Contrato de R$ 129 milhões entre mulher de Moraes e Banco Master é exposto

O contrato firmado entre o escritório de advocacia da esposa do ministro Alexandre de Moraes, do Supremo Tribunal Federal, e o Banco Master chamou atenção não apenas pelo valor, mas também pela forma como tudo veio à tona. O documento, que chegou a circular em grupos de jornalistas e analistas políticos, totalizava R$ 129 milhões, quantia que seria paga ao longo de 36 meses a partir do início de 2024. Na prática, o banco desembolsaria cerca de R$ 3,6 milhões por mês pelo serviço jurídico do escritório Barci de Moraes Advogados.

Esse escritório é comandado por Viviane Barci de Moraes, esposa de Alexandre de Moraes, e, segundo informações já divulgadas, dois dos três filhos do ministro também atuam na banca. Isso acabou alimentando ainda mais o debate público, principalmente considerando o clima político e jurídico que o país vive neste fim de 2025 — onde qualquer detalhe vira munição para interpretações diversas.

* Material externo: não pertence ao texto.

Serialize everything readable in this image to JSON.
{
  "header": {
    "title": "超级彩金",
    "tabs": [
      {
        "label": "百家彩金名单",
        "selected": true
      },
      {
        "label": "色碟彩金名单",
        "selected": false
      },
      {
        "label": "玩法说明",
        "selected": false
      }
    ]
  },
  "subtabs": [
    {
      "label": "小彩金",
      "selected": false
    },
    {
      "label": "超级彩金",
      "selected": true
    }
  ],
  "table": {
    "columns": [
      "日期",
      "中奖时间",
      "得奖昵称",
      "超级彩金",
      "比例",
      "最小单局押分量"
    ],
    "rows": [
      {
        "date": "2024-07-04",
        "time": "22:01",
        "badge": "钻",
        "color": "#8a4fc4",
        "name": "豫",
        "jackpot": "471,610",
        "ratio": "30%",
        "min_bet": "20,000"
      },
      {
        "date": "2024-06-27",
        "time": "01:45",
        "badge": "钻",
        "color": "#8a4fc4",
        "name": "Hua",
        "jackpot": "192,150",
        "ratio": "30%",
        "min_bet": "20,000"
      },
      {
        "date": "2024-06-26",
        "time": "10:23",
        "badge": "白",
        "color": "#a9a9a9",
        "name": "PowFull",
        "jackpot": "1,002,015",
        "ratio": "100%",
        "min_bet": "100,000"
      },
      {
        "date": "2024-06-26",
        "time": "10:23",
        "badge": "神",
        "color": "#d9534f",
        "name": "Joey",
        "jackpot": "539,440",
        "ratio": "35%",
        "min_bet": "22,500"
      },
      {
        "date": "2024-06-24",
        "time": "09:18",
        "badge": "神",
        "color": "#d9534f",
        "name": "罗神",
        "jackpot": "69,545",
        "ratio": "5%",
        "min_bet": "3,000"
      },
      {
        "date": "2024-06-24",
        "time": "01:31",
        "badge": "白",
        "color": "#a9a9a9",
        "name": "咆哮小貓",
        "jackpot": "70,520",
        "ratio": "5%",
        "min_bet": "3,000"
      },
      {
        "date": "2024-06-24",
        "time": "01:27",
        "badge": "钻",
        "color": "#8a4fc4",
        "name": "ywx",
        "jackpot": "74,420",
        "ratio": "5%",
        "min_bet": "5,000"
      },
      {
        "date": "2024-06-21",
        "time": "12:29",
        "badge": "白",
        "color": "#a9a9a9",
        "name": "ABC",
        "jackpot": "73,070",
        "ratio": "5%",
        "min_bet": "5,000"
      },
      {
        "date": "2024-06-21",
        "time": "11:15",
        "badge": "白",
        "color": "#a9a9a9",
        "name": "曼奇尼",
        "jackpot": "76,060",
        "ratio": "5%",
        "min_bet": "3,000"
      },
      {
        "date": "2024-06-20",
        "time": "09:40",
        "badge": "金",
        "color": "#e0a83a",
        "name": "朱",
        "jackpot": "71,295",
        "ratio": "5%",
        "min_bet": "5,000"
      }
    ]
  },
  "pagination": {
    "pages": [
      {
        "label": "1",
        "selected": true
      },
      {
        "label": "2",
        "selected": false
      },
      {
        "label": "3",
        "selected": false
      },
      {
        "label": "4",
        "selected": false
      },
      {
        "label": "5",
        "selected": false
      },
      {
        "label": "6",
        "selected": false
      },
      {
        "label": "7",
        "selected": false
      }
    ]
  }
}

A existência do contrato não foi descoberta de maneira comum. Ele apareceu após a Polícia Federal apreender o celular do dono do Banco Master, Daniel Vorcaro, durante a Operação Compliance Zero, deflagrada em meados do mês passado. A investigação mirava suspeitas de irregularidades financeiras do banco, e foi justamente na varredura dos aparelhos que os agentes encontraram a versão digitalizada do documento.

Quem revelou essas informações foi a colunista Malu Gaspar, do jornal O Globo, em uma matéria que rapidamente repercutiu entre políticos, juristas e até influenciadores digitais — que, como sempre, deram seu toque de opinião, alguns mais exaltados que outros. Segundo Malu, o contrato não tratava de uma causa específica, como costuma acontecer em acordos desse porte. Em vez disso, tinha um caráter amplo, permitindo que o escritório representasse o banco em diferentes temas “conforme a necessidade”. Essa formulação deixou muita gente com a pulga atrás da orelha, até porque abre espaço para uma espécie de “pacote geral” de serviços jurídicos.

A coluna também informou que tentou contato tanto com Alexandre de Moraes quanto com o escritório Barci de Moraes Advogados, mas não obteve resposta até o momento. E, como é padrão nesse tipo de reportagem, o texto deve ser atualizado assim que houver algum posicionamento oficial — algo que, dependendo do assunto, pode nunca acontecer ou vir em um tom bem calculado.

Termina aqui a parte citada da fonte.